Whilst the open vestry was a general meeting of all inhabitant rate-paying householders in a parish, in the 17th century the huge growth of population in some parishes, mostly urban, made it increasingly difficult to convene and conduct meetings. Consequently, select vestries were created in some of these. They were administrative committees of selected parishioners whose members generally had a property qualification and who were recruited largely by co-option. This took responsibility from the community at large and improved efficiency, but over time tended to lead to governance by a self-perpetuating elite. This committee was also known as the "close vestry".
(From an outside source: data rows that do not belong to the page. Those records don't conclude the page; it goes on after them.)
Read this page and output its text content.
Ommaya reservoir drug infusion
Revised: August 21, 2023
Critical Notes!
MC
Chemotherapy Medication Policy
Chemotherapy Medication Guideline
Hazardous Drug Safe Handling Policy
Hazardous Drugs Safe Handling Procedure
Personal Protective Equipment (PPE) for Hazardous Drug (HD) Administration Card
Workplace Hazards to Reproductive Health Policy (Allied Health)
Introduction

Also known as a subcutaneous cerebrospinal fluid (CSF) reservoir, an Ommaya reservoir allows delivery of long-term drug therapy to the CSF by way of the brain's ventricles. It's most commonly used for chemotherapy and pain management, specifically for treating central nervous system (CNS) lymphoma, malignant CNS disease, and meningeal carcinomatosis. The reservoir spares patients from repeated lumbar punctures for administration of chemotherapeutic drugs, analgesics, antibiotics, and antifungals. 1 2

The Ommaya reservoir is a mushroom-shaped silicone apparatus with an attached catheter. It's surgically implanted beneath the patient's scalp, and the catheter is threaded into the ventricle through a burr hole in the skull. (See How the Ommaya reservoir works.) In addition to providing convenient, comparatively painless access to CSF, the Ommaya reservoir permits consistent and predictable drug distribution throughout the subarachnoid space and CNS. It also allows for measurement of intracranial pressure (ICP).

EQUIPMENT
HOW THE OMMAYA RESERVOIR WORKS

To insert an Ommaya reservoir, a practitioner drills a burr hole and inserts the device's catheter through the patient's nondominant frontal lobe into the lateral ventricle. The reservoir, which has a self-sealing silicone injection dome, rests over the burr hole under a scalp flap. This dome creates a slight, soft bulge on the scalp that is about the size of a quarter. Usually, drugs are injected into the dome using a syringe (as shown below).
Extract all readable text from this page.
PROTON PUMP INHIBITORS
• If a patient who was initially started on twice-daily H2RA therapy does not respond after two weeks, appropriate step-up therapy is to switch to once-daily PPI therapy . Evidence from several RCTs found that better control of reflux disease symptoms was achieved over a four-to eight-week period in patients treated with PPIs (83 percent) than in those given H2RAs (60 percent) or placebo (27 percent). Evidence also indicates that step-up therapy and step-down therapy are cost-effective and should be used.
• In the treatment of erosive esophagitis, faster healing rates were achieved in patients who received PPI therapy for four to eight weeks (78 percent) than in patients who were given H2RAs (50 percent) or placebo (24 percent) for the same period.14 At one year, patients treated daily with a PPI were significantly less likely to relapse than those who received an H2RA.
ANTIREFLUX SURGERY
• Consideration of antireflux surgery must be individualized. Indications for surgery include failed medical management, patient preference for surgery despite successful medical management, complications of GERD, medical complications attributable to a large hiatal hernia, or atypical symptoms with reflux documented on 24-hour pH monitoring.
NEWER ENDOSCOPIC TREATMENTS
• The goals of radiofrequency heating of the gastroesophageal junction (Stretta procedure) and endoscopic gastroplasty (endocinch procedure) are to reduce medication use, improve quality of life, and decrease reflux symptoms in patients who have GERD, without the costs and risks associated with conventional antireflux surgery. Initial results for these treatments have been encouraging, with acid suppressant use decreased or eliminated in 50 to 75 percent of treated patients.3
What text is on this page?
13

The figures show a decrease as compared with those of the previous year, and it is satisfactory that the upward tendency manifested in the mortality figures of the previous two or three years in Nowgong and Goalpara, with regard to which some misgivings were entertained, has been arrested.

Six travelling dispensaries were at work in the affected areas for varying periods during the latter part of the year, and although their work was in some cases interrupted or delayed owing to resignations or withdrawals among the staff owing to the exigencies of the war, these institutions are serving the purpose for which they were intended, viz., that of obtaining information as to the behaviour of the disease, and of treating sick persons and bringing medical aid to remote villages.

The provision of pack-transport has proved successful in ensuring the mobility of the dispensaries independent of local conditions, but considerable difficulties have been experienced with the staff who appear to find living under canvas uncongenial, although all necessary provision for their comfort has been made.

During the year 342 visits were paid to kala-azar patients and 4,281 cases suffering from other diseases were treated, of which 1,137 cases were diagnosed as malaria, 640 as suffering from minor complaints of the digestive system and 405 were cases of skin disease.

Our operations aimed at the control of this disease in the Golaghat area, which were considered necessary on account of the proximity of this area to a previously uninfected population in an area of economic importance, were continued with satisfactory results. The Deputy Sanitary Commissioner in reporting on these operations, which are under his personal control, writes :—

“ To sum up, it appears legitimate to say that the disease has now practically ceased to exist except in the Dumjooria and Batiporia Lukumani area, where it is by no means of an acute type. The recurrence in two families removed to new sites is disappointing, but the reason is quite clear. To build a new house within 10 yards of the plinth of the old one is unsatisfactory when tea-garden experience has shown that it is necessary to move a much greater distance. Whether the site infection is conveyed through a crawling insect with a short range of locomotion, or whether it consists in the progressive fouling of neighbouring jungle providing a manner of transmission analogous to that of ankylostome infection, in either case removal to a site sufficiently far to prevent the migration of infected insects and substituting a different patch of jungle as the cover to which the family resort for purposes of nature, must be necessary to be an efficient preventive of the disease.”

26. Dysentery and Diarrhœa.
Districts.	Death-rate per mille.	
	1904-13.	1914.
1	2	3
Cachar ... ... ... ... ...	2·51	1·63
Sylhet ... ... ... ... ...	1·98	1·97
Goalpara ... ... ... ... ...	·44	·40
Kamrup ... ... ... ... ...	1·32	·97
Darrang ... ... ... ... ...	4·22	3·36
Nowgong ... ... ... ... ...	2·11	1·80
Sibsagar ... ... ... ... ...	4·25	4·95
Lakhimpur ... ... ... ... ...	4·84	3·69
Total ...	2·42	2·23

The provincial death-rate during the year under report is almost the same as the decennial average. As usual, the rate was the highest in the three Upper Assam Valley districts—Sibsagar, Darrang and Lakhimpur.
By the late 17th century, the existence of a number of autocratic and corrupt select vestries had become a national scandal, and several bills were introduced to Parliament in the 1690s, but none became acts. There was continual agitation for reform, and in 1698 to keep the debate alive the House of Lords insisted that a bill to reform the select vestries, the Select Vestries Bill, would always be the first item of business of the Lords in a new parliament until a reform bill was passed. The first reading of the bill was made annually, but every year the bill never got any further. This continues to this day as an archaic custom in the Lords to assert the independence from the Crown, even though the select vestries have long been abolished.

==Select Vestries Acts==

The term Select Vestries Acts collectively refers to two Acts of Parliament passed in 1818 and 1819 respectively, the Act for the Regulation of Parish Vestries (Vestries Act 1818, 58 Geo. 3. c. 69), and the Act to Amend the Law for the Relief of the Poor (Poor Relief Act 1819, 59 Geo. 3. c. 12). These acts were promoted by William Sturges Bourne, MP and Chairman of a Committee to reform the Poor Laws, and are therefore also known as the Sturges Bourne Acts.